Als neuen Standard führt die Verordnung sogenannte Artikel-8- und Artikel-9-Produkte ein. Ersteres arbeitet mit ökologischen oder sozialen Kriterien und wirbt damit. Nach Artikel 9 muss ein Produkt ausdrücklich ein ESG-Ziel anstreben, als „dunkelgrüner“ Fonds etwa konkret auf die Reduktion von CO2 oder die Schaffung von sozialem Wohnungsbau hinwirken. Doch die Abgrenzung dürfte in der Praxis schwierig sein, und wer bisher mit Ausschlusskriterien gearbeitet hat, ohne damit zu werben – wobei noch unklar ist, was mit Werbung genau gemeint ist –, fällt durch das neue grüne Raster. Geht ein Finanzdienstleister nun aus Angst, den Offenlegungspflichten nicht gerecht zu werden, auf Nummer sicher, könnten damit im Zweifel Chancen vergeben werden.

Einen neuen Ansatz wählt die EU bei der Verpflichtung, dass die Anbieter bei jedem Produkt zukünftig eine Erklärung über die wichtigsten nachteiligen Auswirkungen (engl. Principal Adverse Impacts, PAI) von Investitionsentscheidungen auf Nachhaltigkeitsfaktoren abgeben müssen. Eine Art Malus-System, das wohl dazu führen soll, dass Finanzmarktteilnehmer angesichts des negativen Impacts von einer Investition absehen. Mit einem aufwendigen Schema wird bald auf vierteljährlicher Basis der Malus berechnet. Fraglich, ob das der Komplexität von Investitionsentscheidungen gerecht wird.

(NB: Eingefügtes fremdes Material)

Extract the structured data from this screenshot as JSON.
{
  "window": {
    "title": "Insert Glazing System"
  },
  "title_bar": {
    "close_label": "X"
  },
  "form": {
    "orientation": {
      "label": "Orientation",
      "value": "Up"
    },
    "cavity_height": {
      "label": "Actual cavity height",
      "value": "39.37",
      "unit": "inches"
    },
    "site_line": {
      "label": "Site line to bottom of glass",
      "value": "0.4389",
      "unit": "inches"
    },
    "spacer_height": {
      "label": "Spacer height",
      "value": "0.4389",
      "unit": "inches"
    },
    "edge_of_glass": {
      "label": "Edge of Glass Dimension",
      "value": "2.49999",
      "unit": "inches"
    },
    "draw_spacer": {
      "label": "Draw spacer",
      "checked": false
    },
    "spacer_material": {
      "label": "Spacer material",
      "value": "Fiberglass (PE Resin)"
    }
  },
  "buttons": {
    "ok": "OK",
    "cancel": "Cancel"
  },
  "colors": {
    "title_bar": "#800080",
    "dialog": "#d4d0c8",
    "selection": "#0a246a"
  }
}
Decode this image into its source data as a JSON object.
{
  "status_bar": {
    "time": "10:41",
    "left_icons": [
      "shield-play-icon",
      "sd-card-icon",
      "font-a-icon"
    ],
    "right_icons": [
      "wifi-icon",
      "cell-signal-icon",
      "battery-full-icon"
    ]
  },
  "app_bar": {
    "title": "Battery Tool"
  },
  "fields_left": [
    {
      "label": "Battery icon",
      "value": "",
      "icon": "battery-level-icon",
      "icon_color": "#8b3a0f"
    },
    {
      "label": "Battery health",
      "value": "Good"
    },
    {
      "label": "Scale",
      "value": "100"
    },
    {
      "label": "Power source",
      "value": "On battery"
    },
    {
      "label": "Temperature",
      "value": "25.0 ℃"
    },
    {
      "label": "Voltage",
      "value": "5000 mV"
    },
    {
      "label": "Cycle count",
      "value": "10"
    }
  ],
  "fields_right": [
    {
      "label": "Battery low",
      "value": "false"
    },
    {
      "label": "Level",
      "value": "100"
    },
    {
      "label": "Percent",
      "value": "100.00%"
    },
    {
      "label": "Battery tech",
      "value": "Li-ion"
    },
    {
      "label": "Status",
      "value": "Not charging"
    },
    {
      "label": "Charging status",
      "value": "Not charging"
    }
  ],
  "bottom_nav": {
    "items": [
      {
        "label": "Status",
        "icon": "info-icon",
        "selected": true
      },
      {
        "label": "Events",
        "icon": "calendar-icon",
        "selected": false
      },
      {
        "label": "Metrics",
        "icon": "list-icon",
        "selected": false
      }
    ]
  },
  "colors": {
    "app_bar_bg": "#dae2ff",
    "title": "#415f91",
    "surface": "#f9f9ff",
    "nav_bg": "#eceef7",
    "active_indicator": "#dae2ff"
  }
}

Zweifelhaft ist auch, ob die Transparenz der Vergütungspolitik im Zusammenhang mit der Berücksichtigung von Nachhaltigkeitsrisiken der Sache dient. Nach Artikel 5 müssen Finanzmarktteilnehmer und Finanzberater angeben, inwiefern die Vergütungspolitik mit der Einbeziehung von ESG-Risiken im Einklang steht. Diese Informationen müssen beispielsweise auf den Internetseiten bekannt gemacht werden. Schon jetzt veröffentlichen die Anbieter im Kleingedruckten Regeln der Vergütung wie zum Beispiel „angemessene Berücksichtigung von Marktfaktoren und gesellschaftlichen Werten“; da kommen dann ein oder zwei Sätze zur Nachhaltigkeit dazu. Vom Prinzip her soll also der Fondsmanager bei einer Kaufentscheidung überlegen, ob eine Aktie mehr oder weniger große Nachhaltigkeitsrisiken birgt – und im Zweifel soll er das im Portemonnaie spüren.

Es ist unbestritten, dass Nachhaltigkeit und insbesondere das Thema Klimawandel auch für die Finanzdienstleister wichtig sind und dass die Branche hier eine Verantwortung hat. Nicht von ungefähr hat sich in den vergangenen Jahren die Zahl der ESG-Fonds und grünen Anleihen vervielfacht. Kaum ein Assetmanager kommt ohne Nachhaltigkeitskriterien im Investitions- und Anlageprozess aus. Alles Entwicklungen, die der Markt vorangetrieben hat. Mag sein, dass die EU mehr regulieren muss als nötig, um mehr zu bewegen. Andererseits mutet die neue Verordnung fast schon nach einer Überregulierung an, und davon hatte die Branche genug – Mifid II lässt grüßen.